Fast and Robust Online Inference with Stochastic Gradient Descent via Random Scaling
This provides a robust and efficient online inference method for large-scale data applications, though it is incremental as it builds on existing SGD and econometric techniques.
The paper tackles the problem of online inference for parameters estimated by SGD with Polyak-Ruppert averaging, developing a method that uses random scaling to construct asymptotically pivotal statistics, which is shown to be robust to tuning parameter changes in simulations.
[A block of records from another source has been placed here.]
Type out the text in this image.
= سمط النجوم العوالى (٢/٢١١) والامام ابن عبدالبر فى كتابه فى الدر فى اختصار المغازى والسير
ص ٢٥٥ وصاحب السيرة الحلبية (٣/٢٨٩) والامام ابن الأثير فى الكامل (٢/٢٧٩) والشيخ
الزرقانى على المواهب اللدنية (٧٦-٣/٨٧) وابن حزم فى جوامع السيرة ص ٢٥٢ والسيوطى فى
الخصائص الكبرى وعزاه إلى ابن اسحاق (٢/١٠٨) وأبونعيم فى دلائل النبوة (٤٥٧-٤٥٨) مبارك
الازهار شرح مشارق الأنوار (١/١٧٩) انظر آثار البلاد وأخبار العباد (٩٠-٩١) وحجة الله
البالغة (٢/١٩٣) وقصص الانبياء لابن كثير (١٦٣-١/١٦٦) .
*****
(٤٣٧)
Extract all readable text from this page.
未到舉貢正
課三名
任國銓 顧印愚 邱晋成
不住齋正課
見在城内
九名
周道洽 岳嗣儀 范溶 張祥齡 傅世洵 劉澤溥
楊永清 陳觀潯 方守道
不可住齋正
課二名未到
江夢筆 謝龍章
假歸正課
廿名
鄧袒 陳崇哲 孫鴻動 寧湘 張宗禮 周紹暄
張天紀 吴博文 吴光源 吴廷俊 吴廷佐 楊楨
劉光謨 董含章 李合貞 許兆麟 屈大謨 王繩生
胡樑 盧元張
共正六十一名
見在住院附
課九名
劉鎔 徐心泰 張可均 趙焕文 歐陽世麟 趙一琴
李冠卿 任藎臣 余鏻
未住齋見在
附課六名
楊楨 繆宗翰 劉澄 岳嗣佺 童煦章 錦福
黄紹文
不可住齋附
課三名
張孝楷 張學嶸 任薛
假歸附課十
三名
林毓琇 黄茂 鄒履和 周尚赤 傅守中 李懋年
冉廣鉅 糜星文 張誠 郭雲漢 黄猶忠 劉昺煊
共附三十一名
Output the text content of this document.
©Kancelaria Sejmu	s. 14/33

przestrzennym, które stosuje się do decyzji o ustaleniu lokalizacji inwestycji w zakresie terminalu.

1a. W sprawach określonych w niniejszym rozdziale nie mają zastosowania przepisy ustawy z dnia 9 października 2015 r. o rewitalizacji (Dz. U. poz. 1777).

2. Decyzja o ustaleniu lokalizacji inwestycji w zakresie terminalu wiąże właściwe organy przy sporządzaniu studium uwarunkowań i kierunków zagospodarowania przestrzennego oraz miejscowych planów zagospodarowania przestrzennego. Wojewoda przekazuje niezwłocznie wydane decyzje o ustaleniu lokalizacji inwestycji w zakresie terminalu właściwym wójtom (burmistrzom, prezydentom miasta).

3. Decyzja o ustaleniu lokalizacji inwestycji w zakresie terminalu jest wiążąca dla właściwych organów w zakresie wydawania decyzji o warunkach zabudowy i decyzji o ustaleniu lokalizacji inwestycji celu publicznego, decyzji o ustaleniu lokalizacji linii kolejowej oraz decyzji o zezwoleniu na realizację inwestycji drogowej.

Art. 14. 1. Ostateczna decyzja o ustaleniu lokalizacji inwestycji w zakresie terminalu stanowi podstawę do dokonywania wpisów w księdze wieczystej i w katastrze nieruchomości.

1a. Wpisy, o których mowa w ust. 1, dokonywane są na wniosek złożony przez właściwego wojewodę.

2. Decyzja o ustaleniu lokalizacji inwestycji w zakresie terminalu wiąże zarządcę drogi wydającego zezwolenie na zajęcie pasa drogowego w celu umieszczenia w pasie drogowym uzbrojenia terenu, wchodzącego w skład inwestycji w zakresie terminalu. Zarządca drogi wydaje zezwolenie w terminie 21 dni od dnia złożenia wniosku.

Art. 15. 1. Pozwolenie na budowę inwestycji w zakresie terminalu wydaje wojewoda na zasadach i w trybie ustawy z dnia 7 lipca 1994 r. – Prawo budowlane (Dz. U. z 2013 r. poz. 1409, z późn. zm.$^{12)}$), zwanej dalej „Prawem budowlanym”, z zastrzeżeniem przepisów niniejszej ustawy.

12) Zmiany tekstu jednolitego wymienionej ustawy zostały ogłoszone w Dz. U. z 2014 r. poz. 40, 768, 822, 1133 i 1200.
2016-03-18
We develop a new method of online inference for a vector of parameters estimated by the Polyak-Ruppert averaging procedure of stochastic gradient descent (SGD) algorithms. We leverage insights from time series regression in econometrics and construct asymptotically pivotal statistics via random scaling. Our approach is fully operational with online data and is rigorously underpinned by a functional central limit theorem. Our proposed inference method has a couple of key advantages over the existing methods. First, the test statistic is computed in an online fashion with only SGD iterates and the critical values can be obtained without any resampling methods, thereby allowing for efficient implementation suitable for massive online data. Second, there is no need to estimate the asymptotic variance and our inference method is shown to be robust to changes in the tuning parameters for SGD algorithms in simulation experiments with synthetic data.